Il post sciopero: le riflessioni del Segretario generale UIL Scuola

Di Pino Turi.

La Formazione diventa un’autentica ossessione. Il Governo sale in cattedra e manda i prof a scuola.

Tutta colpa della formazione che non c’è. Sembra essere questo il mantra del Governo per affrontare ogni questione che impatti con la mancata crescita dell’economia. A farne le spese questa volta è toccato ai malcapitati docenti delle scuole che hanno sì a che fare con la crisi del sistema economico, ma solo in via indiretta. A dettare la linea, come accade da tempo, è uno dei bracci armati del Ministro Bianchi: l’INDIRE. L’Istituto di ricerca che analizza, elabora e propone le ricette (quasi sempre bocconi amarissimi) che bisogna far ingurgitare ai recalcitranti docenti. Percorsi di formazione permanente differenziati tra i neo – assunti (per loro sono obbligatori) e quelli per così dire di lungo corso (a loro verrebbe riservata la facoltà di aderire su base volontaria), strutturati su orari extracurricolari e con impegno settimanale. Quanto al corrispettivo economico, pagamenti a forfait prelevati dal fondo di istituto, dalla card dei docenti, dai fondi dell’autonomia delle scuole e dal taglio degli organici (10.000 cattedre in meno a partire dal 2026). Ma non per tutti, il trattamento non potrà riguardare più del 40% del totale dei prof. Chi vorrà cimentarsi dovrà mettersi in fila ed attivare buoni canali relazionali per rientrare nel gotha degli eletti: i docenti 4.0.

Ma non è tutto. Il complemento, l’altra metà del progetto, prevede un nuovo sistema di reclutamento per poter diventare docenti a tempo indeterminato.
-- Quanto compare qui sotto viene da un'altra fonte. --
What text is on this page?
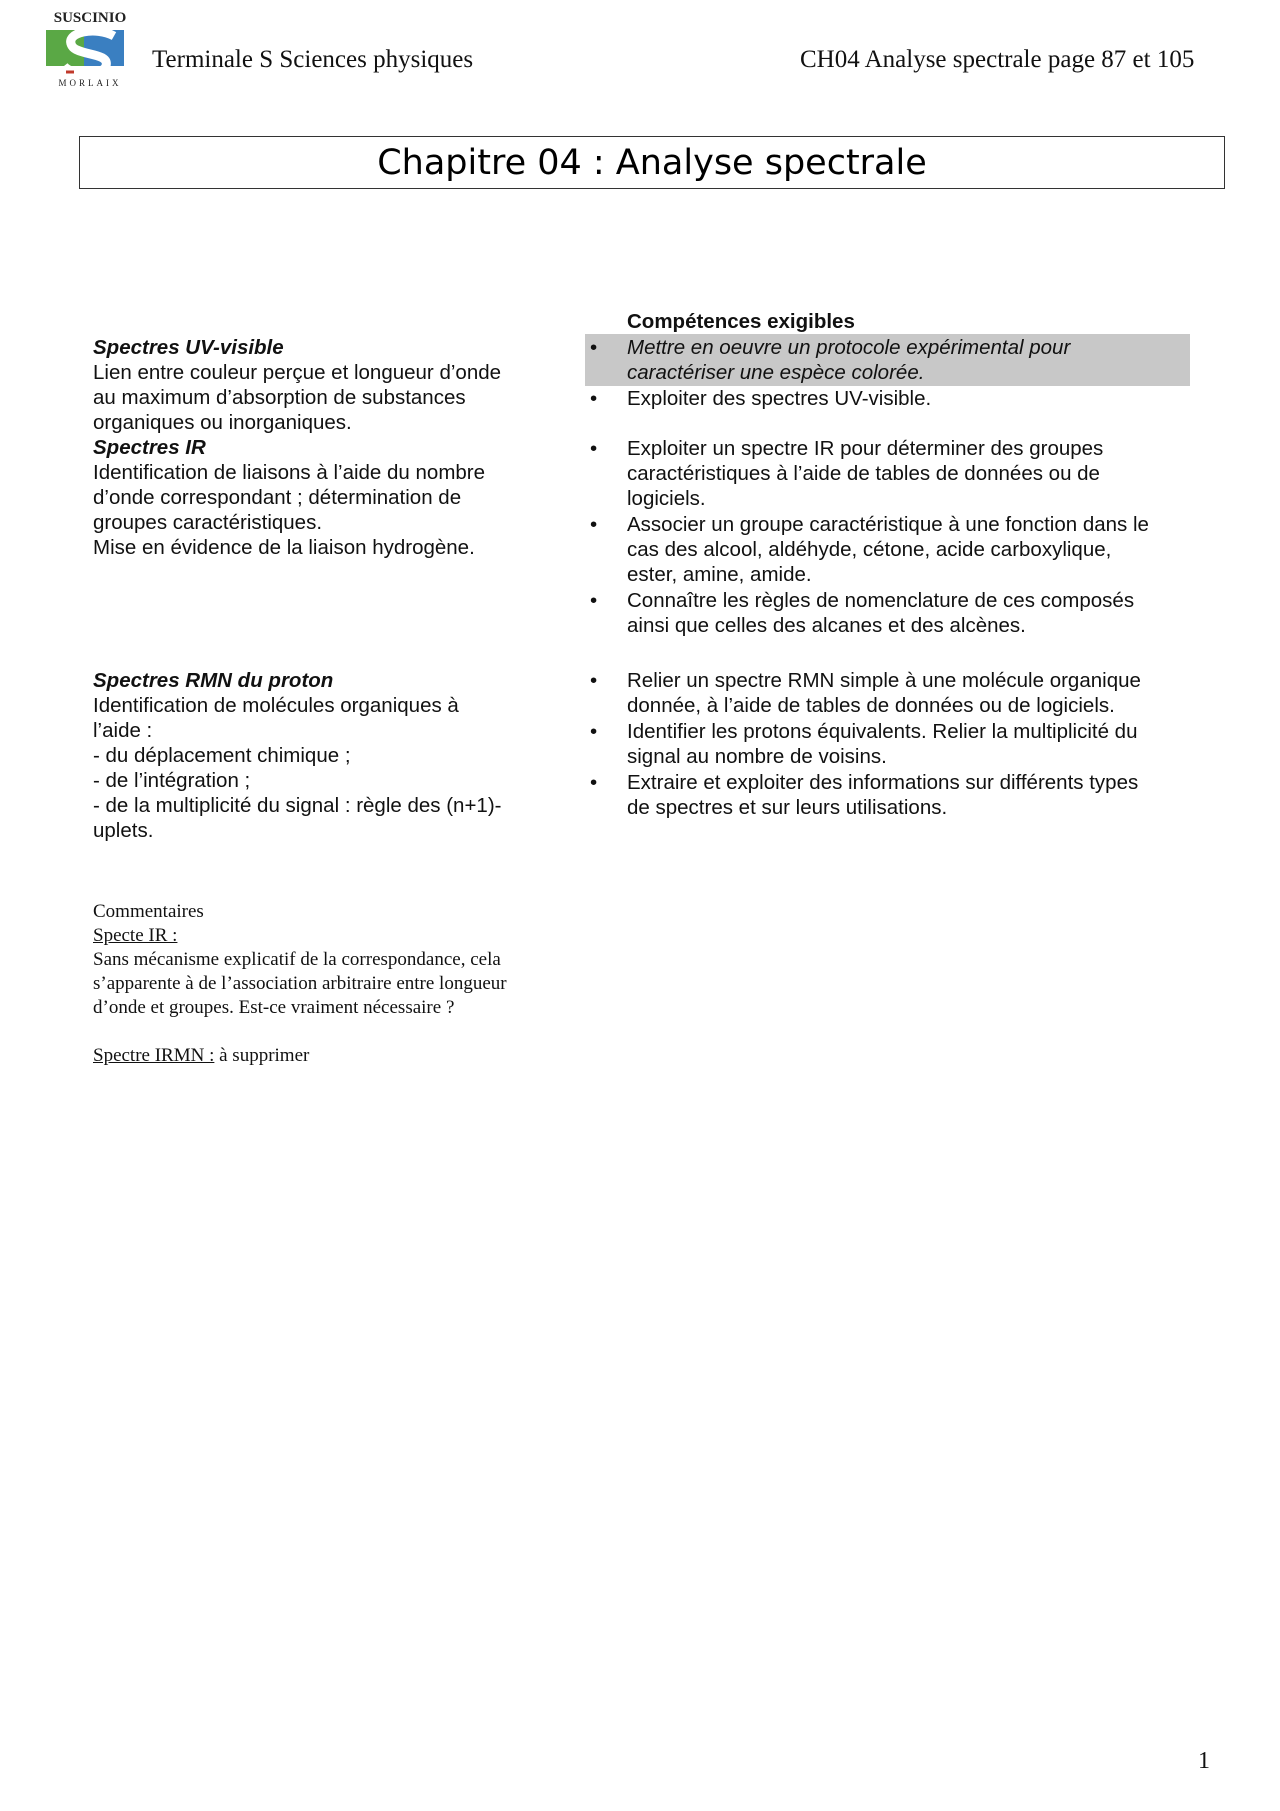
SUSCINIO
MORLAIX
Terminale S Sciences physiques	CH04 Analyse spectrale page 87 et 105
Chapitre 04 : Analyse spectrale
Spectres UV-visible
Lien entre couleur perçue et longueur d’onde
au maximum d’absorption de substances
organiques ou inorganiques.
Spectres IR
Identification de liaisons à l’aide du nombre
d’onde correspondant ; détermination de
groupes caractéristiques.
Mise en évidence de la liaison hydrogène.
Spectres RMN du proton
Identification de molécules organiques à
l’aide :
- du déplacement chimique ;
- de l’intégration ;
- de la multiplicité du signal : règle des (n+1)-
uplets.
Compétences exigibles
•	Mettre en oeuvre un protocole expérimental pour
caractériser une espèce colorée.
•	Exploiter des spectres UV-visible.
•	Exploiter un spectre IR pour déterminer des groupes
caractéristiques à l’aide de tables de données ou de
logiciels.
•	Associer un groupe caractéristique à une fonction dans le
cas des alcool, aldéhyde, cétone, acide carboxylique,
ester, amine, amide.
•	Connaître les règles de nomenclature de ces composés
ainsi que celles des alcanes et des alcènes.
•	Relier un spectre RMN simple à une molécule organique
donnée, à l’aide de tables de données ou de logiciels.
•	Identifier les protons équivalents. Relier la multiplicité du
signal au nombre de voisins.
•	Extraire et exploiter des informations sur différents types
de spectres et sur leurs utilisations.
Commentaires
Specte IR :
Sans mécanisme explicatif de la correspondance, cela
s’apparente à de l’association arbitraire entre longueur
d’onde et groupes. Est-ce vraiment nécessaire ?
Spectre IRMN : à supprimer
1
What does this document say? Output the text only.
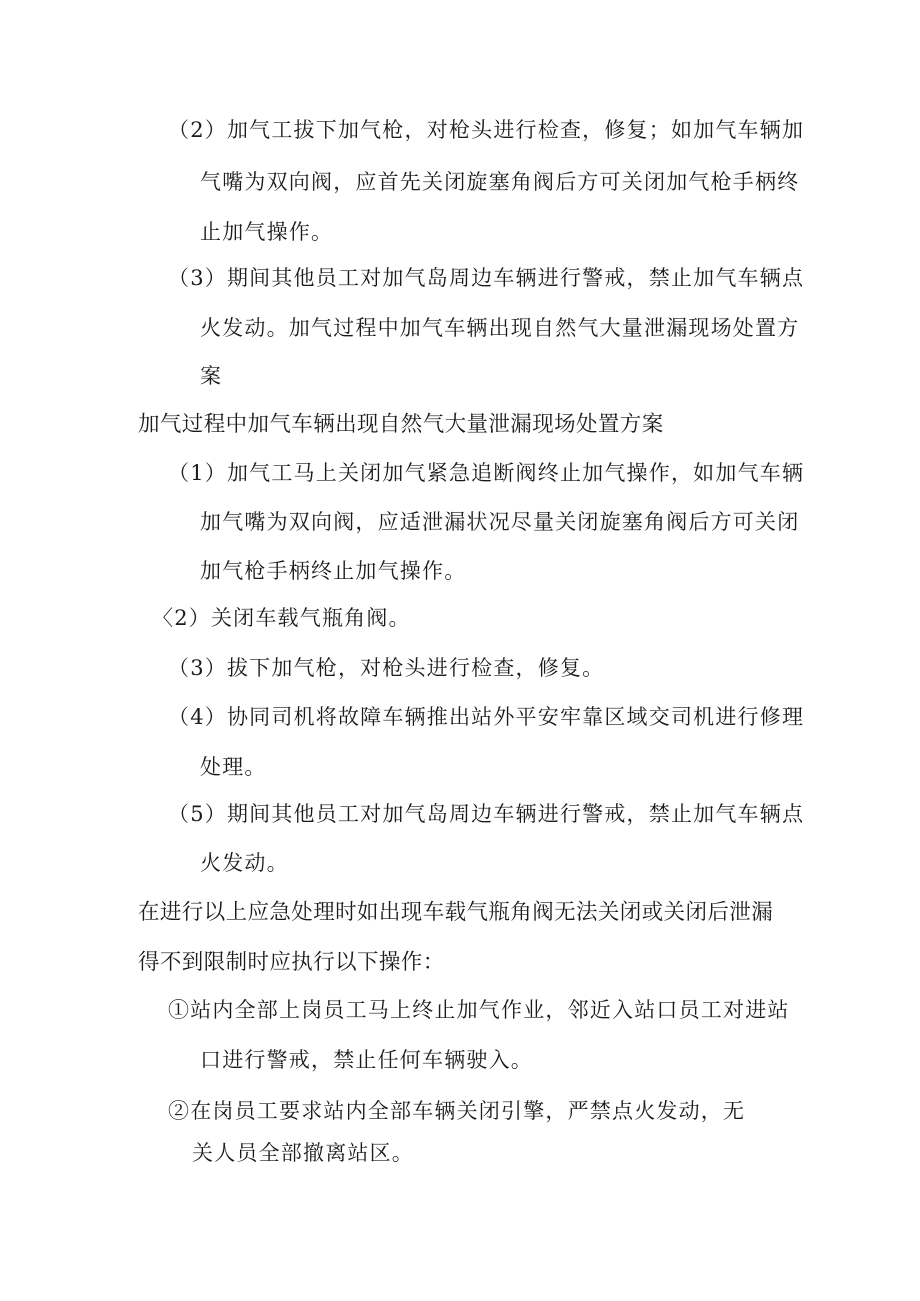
（2）加气工拔下加气枪，对枪头进行检查，修复；如加气车辆加
气嘴为双向阀，应首先关闭旋塞角阀后方可关闭加气枪手柄终
止加气操作。
（3）期间其他员工对加气岛周边车辆进行警戒，禁止加气车辆点
火发动。加气过程中加气车辆出现自然气大量泄漏现场处置方
案
加气过程中加气车辆出现自然气大量泄漏现场处置方案
（1）加气工马上关闭加气紧急追断阀终止加气操作，如加气车辆
加气嘴为双向阀，应适泄漏状况尽量关闭旋塞角阀后方可关闭
加气枪手柄终止加气操作。
〈2）关闭车载气瓶角阀。
（3）拔下加气枪，对枪头进行检查，修复。
（4）协同司机将故障车辆推出站外平安牢靠区域交司机进行修理
处理。
（5）期间其他员工对加气岛周边车辆进行警戒，禁止加气车辆点
火发动。
在进行以上应急处理时如出现车载气瓶角阀无法关闭或关闭后泄漏
得不到限制时应执行以下操作：
①站内全部上岗员工马上终止加气作业，邻近入站口员工对进站
口进行警戒，禁止任何车辆驶入。
②在岗员工要求站内全部车辆关闭引擎，严禁点火发动，无
关人员全部撤离站区。
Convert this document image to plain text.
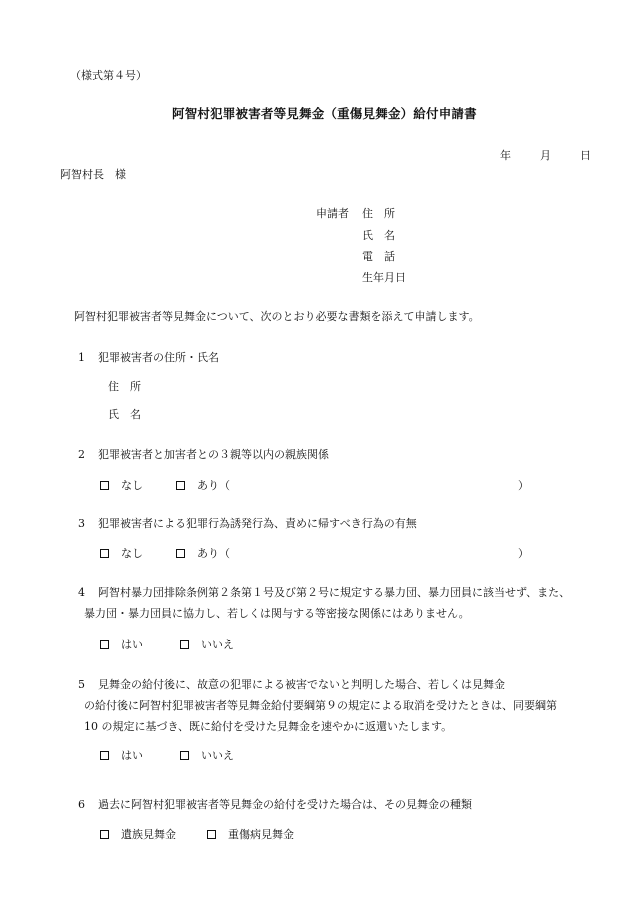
（様式第４号）
阿智村犯罪被害者等見舞金（重傷見舞金）給付申請書
年	月	日
阿智村長　様
申請者 住　所
氏　名
電　話
生年月日
阿智村犯罪被害者等見舞金について、次のとおり必要な書類を添えて申請します。
1 犯罪被害者の住所・氏名
住　所
氏　名
2 犯罪被害者と加害者との３親等以内の親族関係
なし	あり（	）
3 犯罪被害者による犯罪行為誘発行為、責めに帰すべき行為の有無
なし	あり（	）
4 阿智村暴力団排除条例第２条第１号及び第２号に規定する暴力団、暴力団員に該当せず、また、
暴力団・暴力団員に協力し、若しくは関与する等密接な関係にはありません。
はい	いいえ
5 見舞金の給付後に、故意の犯罪による被害でないと判明した場合、若しくは見舞金
の給付後に阿智村犯罪被害者等見舞金給付要綱第９の規定による取消を受けたときは、同要綱第
10 の規定に基づき、既に給付を受けた見舞金を速やかに返還いたします。
はい	いいえ
6 過去に阿智村犯罪被害者等見舞金の給付を受けた場合は、その見舞金の種類
遺族見舞金	重傷病見舞金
Un percorso a ostacoli, fatto di cinque step: laurea, abilitazione, concorso pubblico, periodo di prova e formazione obbligatoria, tutti rigorosamente selettivi con esame e valutazione finale. E qui entra in scena l’altro ente strumentale del Ministro: l’INVALSI. L’Istituto che si occupa della valutazione dell’operato dei prof e della loro ricaduta sugli studenti.

Paradossale, ma terribilmente vero, il Decreto che prevede formazione e reclutamento emanato dal Governo il 1° maggio, trova un altro elemento di contrasto non solo nel riuscitissimo sciopero del personale della scuola, che, a giusta ragione, lo contesta, ma anche nei dati sull’occupazione che l’Istat ha reso noto in questi giorni. A maggio 2022 il numero dei precari in Italia supera la soglia dei tre milioni di lavoratori (3.166.000 per l’esattezza), il 10% di questi proviene proprio dalla scuola e le misure elaborate tenderanno a far crescere il bacino, proprio per aver irrigidito e reso ancor più complessi gli aspetti procedurali (i concorsi). E, almeno questo, non può averlo chiesto l’Europa considerato che la giurisprudenza consolidata d’Oltralpe fissa in trentasei mesi il valore soglia per far cessare la precarietà.

Un autentico pasticcio quello creato, il PNRR 2 nella sua declinazione scolastica,  più che una riforma di sistema è una minaccia al sistema. Adesso il Governo ha due vie davanti a sé: aprirsi al confronto in sede parlamentare per migliorare il testo (centinaia gli emendamenti sin qui proposti), raccogliendo le doglianze del mondo del lavoro, o tirare diritto e porre la fiducia.

Il confine tra democrazia e autoritarismo è tutto qui: dialogare o decidere senza dialogare.

Quanto ai patti in divenire su: lavoro, contratti e retribuzioni, speriamo siano diversi da quelli sin qui sottoscritti che non sono serviti a nulla. Il 7 giugno prossimo i sindacati della scuola e ARAN proseguono la trattative per il rinnovo del contratto di lavoro scaduto da oltre tre anni. Un ulteriore banco di prova per testare la reale volontà del Governo di sostenere la crisi del mondo del lavoro. Contrattare un aumento che non copre nemmeno l’inflazione è una vera e propria assurdità, un’ulteriore ingiustizia.

Le analisi senza i giusti rimedi sono un puro esercizio di demagogia del potere.